Shortly after, Saddam Hussein invaded Iran with strong U.S. backing, unaffected by his resort to chemical weapons that caused huge Iranian casualties; his monstrous chemical warfare attacks against Iraqi Kurds were denied by Reagan, who sought to blame Iran and blocked congressional condemnation.
Finally, the U.S. pretty much took over, sending naval forces to ensure Saddam’s control of the Gulf. After the U.S. guided missile cruiser Vincennes shot down an Iranian civilian airliner in a clearly marked commercial corridor, killing 290 passengers and returning to port to great acclaim and awards for exceptional service, Khomeini capitulated, recognizing that Iran cannot fight the U.S. President Bush then invited Iraqi nuclear scientists to Washington for advanced training in nuclear weapons production, a very serious threat against Iran.
Conflicts continued without a break, in more recent years focusing on Iran’s nuclear programs. These conflicts ended (in theory) with the Joint Comprehensive Plan of Action (JCPOA) in 2015, an agreement between Iran and the five permanent members of the UN, plus Germany, in which Iran agreed to sharply curtail its nuclear programs — none of them weapons programs — in return for Western concessions. The International Atomic Energy Agency, which carries out intensive inspections, reports that Iran fully lived up to the agreement.
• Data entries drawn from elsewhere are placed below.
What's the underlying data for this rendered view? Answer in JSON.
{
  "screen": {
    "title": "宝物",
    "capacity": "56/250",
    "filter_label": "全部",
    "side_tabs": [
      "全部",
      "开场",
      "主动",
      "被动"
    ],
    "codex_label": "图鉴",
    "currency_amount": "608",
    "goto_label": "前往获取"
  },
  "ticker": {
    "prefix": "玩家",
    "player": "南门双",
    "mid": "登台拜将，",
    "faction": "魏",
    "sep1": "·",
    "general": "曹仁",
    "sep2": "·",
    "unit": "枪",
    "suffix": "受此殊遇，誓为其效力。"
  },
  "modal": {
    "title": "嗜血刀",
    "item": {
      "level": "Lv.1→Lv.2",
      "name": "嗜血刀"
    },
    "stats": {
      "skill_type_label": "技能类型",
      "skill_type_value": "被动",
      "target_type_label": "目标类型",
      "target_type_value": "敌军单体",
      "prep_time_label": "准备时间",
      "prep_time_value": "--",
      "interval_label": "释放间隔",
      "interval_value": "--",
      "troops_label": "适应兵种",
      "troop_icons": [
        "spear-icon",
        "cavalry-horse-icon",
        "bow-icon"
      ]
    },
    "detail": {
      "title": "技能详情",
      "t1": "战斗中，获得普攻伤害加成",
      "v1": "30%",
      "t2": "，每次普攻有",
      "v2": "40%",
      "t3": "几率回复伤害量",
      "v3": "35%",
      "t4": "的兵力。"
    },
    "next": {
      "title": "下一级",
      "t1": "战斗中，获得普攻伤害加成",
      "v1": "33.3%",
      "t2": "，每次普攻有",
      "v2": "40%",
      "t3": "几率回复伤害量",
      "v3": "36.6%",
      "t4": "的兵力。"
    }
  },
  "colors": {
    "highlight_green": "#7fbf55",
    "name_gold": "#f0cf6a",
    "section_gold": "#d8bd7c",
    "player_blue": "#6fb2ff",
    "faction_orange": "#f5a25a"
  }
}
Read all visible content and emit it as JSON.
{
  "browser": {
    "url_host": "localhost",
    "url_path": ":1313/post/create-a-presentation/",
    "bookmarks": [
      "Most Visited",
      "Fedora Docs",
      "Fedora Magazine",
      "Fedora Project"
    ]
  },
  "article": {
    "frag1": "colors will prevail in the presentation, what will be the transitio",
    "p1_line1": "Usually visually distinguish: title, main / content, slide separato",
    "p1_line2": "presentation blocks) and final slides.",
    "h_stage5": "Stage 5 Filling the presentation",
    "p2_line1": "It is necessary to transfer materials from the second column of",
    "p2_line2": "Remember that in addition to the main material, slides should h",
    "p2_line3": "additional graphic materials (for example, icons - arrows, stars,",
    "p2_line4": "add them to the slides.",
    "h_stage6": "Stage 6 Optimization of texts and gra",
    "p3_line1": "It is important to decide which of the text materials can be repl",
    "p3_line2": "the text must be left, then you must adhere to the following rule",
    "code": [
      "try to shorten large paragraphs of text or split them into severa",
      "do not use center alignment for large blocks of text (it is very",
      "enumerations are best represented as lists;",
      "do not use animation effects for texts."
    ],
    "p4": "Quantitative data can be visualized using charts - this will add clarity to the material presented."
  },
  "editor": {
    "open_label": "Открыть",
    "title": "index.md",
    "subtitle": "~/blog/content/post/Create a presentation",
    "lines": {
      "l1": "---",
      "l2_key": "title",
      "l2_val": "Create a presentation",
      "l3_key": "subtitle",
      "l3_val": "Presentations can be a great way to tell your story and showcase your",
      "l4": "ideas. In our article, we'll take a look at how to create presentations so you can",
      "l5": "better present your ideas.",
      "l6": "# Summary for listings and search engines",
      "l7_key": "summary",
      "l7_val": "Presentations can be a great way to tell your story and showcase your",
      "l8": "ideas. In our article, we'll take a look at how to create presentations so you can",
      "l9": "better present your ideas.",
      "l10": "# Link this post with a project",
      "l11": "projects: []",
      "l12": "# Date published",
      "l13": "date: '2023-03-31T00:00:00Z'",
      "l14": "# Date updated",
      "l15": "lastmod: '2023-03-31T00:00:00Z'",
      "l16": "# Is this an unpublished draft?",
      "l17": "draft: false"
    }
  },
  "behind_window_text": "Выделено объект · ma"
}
U.S. intelligence agrees.
The topic elicits much debate, unlike another question: Has the U.S. observed the agreement? Apparently not. The JCPOA states that all participants are committed not to impede in any way Iran’s reintegration into the global economy, particularly the global financial system, which the U.S. effectively controls. The U.S. is not permitted to interfere “in areas of trade, technology, finance and energy” and others.
While these topics are not investigated, it appears that Washington has been interfering steadily.